Un des apports majeurs de la réforme telle que mise en oeuvre sous la responsabilité de la Régie régionale est d’avoir créé les conditions pour que les dirigeants d’établissement se rencontrent, non plus simplement pour échanger de l’information sur les affaires courantes, mais pour s’engager à réaliser des projets communs. Ainsi, quel que soit le mode d’intégration institutionnelle qu’ils privilégient, les dirigeants d’établissement sont fortement incités à coordonner étroitement leurs actions à l’échelle de leur bassin.

Nouer des liens n’est toutefois pas suffisant pour créer une communauté de dirigeants qui transcende les frontières organisationnelles. Ces liens doivent en outre être marqués par la confiance et par une vision commune. Lorsque ces conditions existent, les dirigeants peuvent travailler de concert à l’atteinte d’objectifs de rationalisation et de coordination des services. Inversement, lorsque les dirigeants ne parviennent pas à s’entendre et à se faire confiance, les parties cessent d’être des partenaires et deviennent des rivales, voire des adversaires. La poursuite du bien commun fait place à la protection de « son » budget et de « sa » mission. Cette attitude défensive nourrit la méfiance envers les représentants des autres établissements et les travaux de concertation sur l’organisation des services en souffrent.

La période couverte par l’étude qui sous-tend cette interprétation correspond toutefois aux années les plus intenses de la réforme du système sociosanitaire québécois. Il est donc risqué d’extrapoler sur ce qu’il adviendra des liens entre les dirigeants et le personnel des établissements une fois un certain rythme de croisière retrouvé. La confiance continuera-t-elle de prévaloir dans les bassins A et B ? La méfiance qui s’était installée dans les bassins D et E fera-t-elle place à une plus grande concorde une fois les projets de regroupement réalisés ou abandonnés ? Qu’apporteront à long terme les fusions CLSC-CHSLD du bassin C ?
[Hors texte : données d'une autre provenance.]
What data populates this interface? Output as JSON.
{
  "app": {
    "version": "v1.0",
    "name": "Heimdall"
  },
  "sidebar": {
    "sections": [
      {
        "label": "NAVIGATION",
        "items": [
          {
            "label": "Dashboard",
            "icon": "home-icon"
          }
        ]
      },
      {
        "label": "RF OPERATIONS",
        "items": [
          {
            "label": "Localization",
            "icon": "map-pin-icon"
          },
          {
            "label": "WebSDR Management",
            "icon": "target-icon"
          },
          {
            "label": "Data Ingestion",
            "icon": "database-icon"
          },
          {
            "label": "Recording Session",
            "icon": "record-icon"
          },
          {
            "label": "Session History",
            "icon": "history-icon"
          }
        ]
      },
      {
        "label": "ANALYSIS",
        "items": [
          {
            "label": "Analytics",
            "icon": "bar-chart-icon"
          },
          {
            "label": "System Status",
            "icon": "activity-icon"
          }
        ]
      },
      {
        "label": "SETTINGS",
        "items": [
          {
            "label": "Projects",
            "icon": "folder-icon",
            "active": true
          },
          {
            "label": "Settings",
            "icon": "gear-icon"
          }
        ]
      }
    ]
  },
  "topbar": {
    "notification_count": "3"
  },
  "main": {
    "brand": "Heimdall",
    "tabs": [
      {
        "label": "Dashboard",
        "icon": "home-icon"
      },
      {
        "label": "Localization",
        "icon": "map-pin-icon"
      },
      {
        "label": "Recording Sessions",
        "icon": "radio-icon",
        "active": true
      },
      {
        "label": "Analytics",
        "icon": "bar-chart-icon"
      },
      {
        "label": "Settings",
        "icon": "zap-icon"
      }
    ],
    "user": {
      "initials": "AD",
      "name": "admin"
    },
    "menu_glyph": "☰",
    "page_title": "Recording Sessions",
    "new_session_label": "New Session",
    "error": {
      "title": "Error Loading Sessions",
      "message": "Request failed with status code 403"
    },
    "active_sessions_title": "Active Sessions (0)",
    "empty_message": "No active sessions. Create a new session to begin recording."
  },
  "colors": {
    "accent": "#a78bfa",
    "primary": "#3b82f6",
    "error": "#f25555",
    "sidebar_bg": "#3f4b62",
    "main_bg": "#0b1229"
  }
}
Malgré ses limites temporelles, notre examen de l’expérience de la région des Laurentides indique que les instigateurs d’un changement organisationnel d’envergure dans le réseau sociosanitaire québécois doivent prendre en compte l’effet des modifications de nature institutionnelle sur l’intégration des services. Entre l’imposition d’un modèle uniforme et l’appel au volontarisme, la régie régionale des Laurentides a pris l’initiative de décentraliser, sur une base sous-régionale, la rationalisation et la coordination des services. Cette approche a porté fruit dans deux sinon trois bassins, mais a entraîné des effets potentiellement indésirables dans deux autres. Ces résultats invitent à continuer d’expérimenter de nouveaux moyens pour inciter les dirigeants et les intervenants des établissements à accroître la cohésion et la cohérence de leurs activités.